The firm described above, could have been your law firm. It seems tempting to us the free software that comes with your word-processor. Who needs to speed $300 on HotDocs, when Word/WordPerfect can handle the automation natively. However, before getting into the ease of use of a particular document automation engine, consider one thing. With an out-of-wordprocessor assembler, the situation described above would not have happened. The firm could easilly have migrated from WordPerfect 4.1 (for DOS) to Microsoft Office 2007 without recoding their templates or recompiling their code. In fact, they could have continued to use BOTH wordprocessors.

This is because the markup used by HotDocs/Dealbuilder/GhostFill does not depend on any particular wordprocessor codes. It can work with any rich text formatted (“RTF”) document. The logic, rules, codes and prompts are not stored in a wordprocessor template, but rather in a software document automation engine that exists outside the word-processor. Thus, a change in wordprocessor will not destroy the system. It may require some conversion of the templates to take advantage of new formatting and structuring features of the updated wordprocessor. But it will not require any recompiling of the logic or the interview with the concommitant risk of breaking.

Expertise in Working on Migrations and Conversions of Legacy Systems

Basha Systems has expertise in Word VBA and WordPerfect’s PerfectScript. We also have expertise in understanding the file-formatting structures of both Word and WordPerfect down to their minute details. We even have programmatically editted the raw RTF code output of Word and WordPerfect to achieve results in automation that could not be handled by the scripting engines of these products. There are few Word VBA and Perfect Script code that we could not expose, document, and reverse engineer in a new document automation platform. That is what we do at Basha Systems.

We ASSUME that legacy systems have value. When engaged, the first thing we do is document the structures, content, and rules of existing automation. We do not throw out the baby with the bath water. We build a roadmap that documents the existing rules and uses them as a basis for going forward.

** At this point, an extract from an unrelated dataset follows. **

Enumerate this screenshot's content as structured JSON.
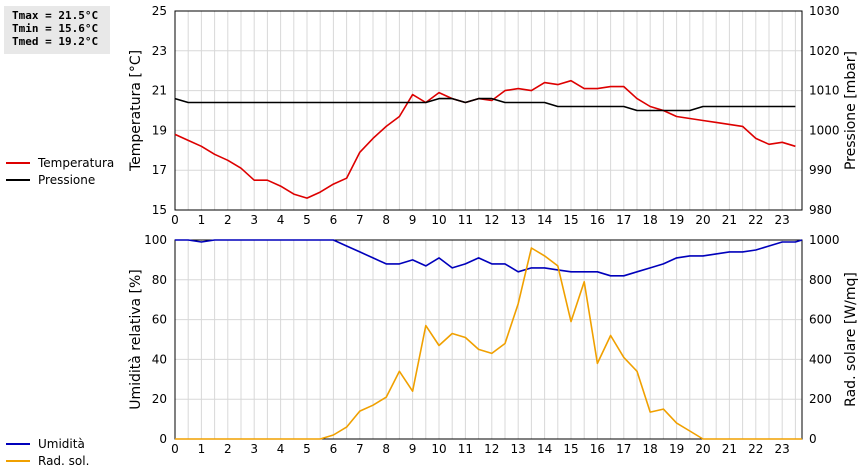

We take your existing system, identify the good and remove the bad.

Our approach can save you hundreds of hours on an automation project. We build a core interview for the form set, and then work with the staff and attorneys to consolidate the forms into easilly manageable templates. We then teach the staff how to update and maintain these systems themselves.

Document Assembly vs. VBA/PerfectScript

We have often been asked to compare document assembly to wordprocessor automation. If you look at wordprocessor automation tools today, they are quite advanced. By including VisualBasic as a programming option in both Word and WordPerfect, these programs literally empower an experience software programmer to do ANYTHING. You can create forms, apply dyamic rules to them, embed conditional and calculate text into an assembly, connect to a data source, and in short do some gee-wiz stuff. A software programmer with years of experience can handle this process quickly by drawing on snippets and software precedents, and stringing them together with on-change and on-click events, custom navigation, etc. In the past decade we have seen some amazing things. We once saw a version of DEFENDER (the video arcade game) done with Perfect Script.

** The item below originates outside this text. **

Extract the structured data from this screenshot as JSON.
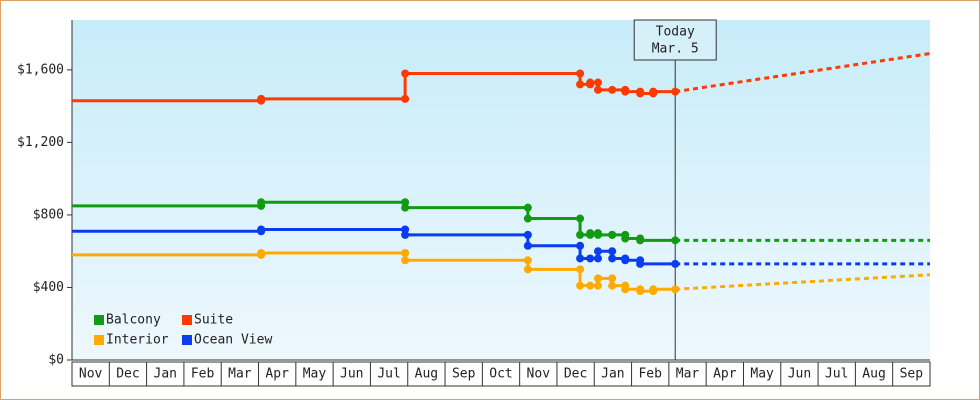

The catch is not WHAT YOU CAN DO, but rather HOW FAST and WHO can do the coding. As I explain in more detail in Educating Rita – A Case Study there is a divide between lawyers and programmers that requires the two to work together to produce a usable document assembly system. The typical VBA code can ONLY be understood by a programmer. The reviewing attorney can merely test and check the results. By contrast, with document assembly, the reviewing attorney can easilly edit the underlying content. Moreover, changes in questions and logic do not entail a full system redesign, changing forms, on-click events, and autotext. Rather, with HotDocs, during a test assembly, a field can be changed with a simple Right-Click option. It is the SPEED of document assembly tools that makes them ULTIMATELY CHEAPER, MORE POWERFUL, and simply BETTER.